If /usr/local/bin/libtool does not exist, you can install it from devel/libtool. It will install libtool and libtoolize in the /usr/local/bin path, which should get you past the error.


----------



## ibb27 (Mar 20, 2013)

Thanks, and sorry for the noise.


----------



## kpa (Mar 20, 2013)

It's not exactly noise because the port should install devel/libtool automatically if it's not installed because it's a build time dependency.


----------



## ibb27 (Mar 20, 2013)

Should I report the problem anywhere else or developers looking at the forums?


----------



## wblock@ (Mar 20, 2013)

converters/libiconv does have USE_AUTOTOOLS=  libtool.  If libtool was not already present, it should have been installed as a dependency.  The ports system thought it was installed, but the file /usr/local/bin/libtool was missing.  So the question is what happened to that file.  While it's possible this is a problem with the port, it's more likely something happened on the local system, deleting that file or maybe installing it to a different PREFIX in the first place.

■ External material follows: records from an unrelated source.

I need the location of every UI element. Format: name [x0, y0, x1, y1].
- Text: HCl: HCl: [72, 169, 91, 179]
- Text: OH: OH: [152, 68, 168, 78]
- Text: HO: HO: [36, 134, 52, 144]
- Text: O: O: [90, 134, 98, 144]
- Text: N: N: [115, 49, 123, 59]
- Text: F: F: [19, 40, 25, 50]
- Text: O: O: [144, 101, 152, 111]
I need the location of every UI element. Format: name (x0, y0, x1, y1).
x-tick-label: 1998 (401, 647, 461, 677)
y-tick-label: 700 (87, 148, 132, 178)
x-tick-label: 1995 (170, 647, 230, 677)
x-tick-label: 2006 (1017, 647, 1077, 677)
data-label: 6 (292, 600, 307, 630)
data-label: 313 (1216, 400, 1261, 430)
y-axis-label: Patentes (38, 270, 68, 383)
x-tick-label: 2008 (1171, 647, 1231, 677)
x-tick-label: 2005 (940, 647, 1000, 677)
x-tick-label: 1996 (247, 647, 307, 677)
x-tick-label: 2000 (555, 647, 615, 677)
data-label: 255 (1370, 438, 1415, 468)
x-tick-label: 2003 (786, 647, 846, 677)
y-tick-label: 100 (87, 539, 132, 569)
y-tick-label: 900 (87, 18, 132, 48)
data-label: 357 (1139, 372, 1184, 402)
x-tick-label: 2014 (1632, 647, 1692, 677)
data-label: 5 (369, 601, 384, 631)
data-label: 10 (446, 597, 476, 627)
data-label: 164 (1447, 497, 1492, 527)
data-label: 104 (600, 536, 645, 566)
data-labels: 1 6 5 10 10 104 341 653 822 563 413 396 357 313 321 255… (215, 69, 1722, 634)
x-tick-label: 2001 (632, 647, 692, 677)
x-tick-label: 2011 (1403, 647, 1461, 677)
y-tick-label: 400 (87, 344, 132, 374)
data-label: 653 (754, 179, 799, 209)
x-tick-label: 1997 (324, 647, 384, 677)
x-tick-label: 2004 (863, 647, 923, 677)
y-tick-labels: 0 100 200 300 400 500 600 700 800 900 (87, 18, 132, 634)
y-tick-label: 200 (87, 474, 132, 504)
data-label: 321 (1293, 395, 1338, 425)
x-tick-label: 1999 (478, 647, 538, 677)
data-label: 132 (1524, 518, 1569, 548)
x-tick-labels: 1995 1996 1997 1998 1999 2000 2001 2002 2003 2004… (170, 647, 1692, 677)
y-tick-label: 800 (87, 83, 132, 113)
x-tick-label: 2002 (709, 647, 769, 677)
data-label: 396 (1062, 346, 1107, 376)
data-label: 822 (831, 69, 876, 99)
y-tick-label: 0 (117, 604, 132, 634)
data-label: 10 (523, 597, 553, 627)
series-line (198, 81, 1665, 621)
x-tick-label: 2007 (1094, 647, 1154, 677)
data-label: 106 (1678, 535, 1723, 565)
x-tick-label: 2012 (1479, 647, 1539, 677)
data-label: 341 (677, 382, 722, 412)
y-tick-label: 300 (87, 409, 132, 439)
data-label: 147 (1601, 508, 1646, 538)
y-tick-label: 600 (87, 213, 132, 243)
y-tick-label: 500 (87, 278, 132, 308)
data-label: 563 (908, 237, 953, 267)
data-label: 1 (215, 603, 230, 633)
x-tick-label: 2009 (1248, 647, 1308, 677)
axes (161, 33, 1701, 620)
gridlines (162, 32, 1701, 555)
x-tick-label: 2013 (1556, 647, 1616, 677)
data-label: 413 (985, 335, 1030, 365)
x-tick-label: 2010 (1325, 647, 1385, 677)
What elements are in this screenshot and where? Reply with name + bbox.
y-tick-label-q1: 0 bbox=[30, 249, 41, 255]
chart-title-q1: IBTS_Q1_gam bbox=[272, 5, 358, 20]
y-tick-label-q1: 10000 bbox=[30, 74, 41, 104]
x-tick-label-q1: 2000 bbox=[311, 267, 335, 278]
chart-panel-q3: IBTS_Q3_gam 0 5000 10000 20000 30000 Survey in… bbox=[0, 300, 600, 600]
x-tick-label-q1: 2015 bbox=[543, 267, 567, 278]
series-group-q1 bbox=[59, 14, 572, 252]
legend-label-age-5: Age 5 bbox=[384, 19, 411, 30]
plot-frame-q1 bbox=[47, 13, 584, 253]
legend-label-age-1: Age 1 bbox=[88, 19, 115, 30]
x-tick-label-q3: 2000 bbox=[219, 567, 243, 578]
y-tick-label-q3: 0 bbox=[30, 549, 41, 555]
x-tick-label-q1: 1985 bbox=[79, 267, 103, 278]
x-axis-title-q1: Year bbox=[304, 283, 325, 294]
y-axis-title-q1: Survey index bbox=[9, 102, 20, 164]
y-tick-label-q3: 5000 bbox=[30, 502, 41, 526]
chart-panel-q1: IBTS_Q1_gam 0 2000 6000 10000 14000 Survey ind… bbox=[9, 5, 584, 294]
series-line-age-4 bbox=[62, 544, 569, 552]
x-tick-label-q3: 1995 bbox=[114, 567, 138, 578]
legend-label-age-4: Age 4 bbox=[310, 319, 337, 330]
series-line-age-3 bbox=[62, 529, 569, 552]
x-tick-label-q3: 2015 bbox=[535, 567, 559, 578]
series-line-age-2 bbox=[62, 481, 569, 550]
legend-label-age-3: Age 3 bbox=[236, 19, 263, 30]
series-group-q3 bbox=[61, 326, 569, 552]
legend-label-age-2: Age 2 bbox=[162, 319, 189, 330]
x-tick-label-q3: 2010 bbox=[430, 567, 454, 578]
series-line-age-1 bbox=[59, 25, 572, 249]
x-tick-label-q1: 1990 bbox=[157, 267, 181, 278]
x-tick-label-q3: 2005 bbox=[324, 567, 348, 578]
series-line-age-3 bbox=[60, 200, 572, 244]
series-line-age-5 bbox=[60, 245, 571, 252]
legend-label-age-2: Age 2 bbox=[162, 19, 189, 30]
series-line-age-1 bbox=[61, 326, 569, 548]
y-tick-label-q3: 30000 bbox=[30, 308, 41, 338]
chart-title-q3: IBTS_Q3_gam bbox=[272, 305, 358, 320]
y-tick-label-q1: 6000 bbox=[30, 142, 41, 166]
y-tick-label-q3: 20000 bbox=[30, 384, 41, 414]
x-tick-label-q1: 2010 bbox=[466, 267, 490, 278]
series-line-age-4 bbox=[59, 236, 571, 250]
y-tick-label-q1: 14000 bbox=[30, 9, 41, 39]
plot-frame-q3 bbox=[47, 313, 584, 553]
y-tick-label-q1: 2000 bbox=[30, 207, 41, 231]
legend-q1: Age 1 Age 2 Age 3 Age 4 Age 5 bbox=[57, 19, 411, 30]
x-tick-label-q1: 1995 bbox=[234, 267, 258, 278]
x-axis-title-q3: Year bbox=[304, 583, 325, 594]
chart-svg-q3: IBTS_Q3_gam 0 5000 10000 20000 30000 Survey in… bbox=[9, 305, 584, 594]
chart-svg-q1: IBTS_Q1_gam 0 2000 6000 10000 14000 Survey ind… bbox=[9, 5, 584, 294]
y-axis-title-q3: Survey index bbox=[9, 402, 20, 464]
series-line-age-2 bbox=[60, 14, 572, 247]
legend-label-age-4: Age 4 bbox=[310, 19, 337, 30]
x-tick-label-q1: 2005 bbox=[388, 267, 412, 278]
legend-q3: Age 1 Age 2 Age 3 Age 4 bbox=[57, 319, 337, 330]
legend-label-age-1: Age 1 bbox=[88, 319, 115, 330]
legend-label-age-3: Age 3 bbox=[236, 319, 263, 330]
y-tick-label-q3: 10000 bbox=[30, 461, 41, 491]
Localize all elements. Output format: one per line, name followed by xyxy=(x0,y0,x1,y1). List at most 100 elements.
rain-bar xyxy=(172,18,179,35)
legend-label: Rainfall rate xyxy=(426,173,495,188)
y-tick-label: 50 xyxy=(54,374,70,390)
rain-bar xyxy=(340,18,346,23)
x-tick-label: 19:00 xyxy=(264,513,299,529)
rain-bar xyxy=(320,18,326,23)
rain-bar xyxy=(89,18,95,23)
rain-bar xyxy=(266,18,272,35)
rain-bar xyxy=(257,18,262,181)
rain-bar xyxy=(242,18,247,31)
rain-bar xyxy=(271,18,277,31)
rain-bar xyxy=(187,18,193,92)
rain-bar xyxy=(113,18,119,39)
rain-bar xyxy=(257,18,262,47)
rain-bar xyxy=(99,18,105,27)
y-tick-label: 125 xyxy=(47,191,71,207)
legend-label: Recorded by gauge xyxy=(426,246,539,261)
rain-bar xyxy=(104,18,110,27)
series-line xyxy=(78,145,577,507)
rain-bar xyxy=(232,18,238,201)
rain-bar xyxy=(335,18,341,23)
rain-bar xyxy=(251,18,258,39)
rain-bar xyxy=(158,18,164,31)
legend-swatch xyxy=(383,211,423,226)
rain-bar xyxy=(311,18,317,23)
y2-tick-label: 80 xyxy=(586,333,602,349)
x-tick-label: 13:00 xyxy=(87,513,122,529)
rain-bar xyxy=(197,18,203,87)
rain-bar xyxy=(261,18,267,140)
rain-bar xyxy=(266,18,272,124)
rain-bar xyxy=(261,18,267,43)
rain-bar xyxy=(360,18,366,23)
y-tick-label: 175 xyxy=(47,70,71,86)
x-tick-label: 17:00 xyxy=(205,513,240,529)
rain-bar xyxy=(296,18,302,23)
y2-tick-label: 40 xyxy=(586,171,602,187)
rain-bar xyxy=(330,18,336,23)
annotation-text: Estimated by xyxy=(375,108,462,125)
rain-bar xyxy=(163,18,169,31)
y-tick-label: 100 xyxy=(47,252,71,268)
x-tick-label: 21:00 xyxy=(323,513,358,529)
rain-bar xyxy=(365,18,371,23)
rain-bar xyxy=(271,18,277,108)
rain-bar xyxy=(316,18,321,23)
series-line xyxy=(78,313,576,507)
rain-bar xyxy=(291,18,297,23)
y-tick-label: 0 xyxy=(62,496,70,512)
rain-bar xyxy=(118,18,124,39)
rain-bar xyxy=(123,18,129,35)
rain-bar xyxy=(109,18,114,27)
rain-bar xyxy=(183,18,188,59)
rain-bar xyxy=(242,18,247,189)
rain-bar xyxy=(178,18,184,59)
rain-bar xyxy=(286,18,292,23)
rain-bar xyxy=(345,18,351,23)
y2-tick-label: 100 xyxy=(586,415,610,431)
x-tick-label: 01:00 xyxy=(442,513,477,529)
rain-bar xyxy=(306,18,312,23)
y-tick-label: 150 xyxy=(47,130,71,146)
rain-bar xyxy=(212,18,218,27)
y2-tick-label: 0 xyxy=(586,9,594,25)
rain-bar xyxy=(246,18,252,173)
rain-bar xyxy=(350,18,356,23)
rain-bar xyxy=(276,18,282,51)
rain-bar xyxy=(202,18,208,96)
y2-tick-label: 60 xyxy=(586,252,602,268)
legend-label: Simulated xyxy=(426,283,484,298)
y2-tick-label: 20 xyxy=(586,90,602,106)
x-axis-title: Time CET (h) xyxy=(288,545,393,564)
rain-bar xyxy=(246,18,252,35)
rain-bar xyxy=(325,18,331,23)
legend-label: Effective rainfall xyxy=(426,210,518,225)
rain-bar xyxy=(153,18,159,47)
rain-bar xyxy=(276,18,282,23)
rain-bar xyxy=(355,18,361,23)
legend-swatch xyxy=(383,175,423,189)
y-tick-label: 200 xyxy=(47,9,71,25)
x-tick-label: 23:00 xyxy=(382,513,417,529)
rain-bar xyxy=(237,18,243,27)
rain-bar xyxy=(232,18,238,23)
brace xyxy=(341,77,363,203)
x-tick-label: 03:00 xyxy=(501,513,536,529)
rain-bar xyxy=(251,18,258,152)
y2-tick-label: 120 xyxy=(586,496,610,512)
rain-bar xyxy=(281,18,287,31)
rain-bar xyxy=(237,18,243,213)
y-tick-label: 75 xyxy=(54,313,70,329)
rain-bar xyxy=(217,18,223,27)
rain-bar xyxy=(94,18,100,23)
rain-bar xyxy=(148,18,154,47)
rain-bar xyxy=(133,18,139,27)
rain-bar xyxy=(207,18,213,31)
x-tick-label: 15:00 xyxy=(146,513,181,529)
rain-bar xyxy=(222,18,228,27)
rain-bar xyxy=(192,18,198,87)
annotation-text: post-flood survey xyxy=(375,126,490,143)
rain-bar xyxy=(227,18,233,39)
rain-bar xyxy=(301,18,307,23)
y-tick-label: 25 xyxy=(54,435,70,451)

TLDR: don't report it as a bug unless you can repeat the problem.


----------



## ibb27 (Mar 20, 2013)

Strange, x11/xorg was the first package that I wanted to install, and when I found there was no binary package, it was the first that I tr*i*ed to install via ports. I'll install FBSD FreeBSD on new system tomorrow (with X11), and I will tell you the results.


----------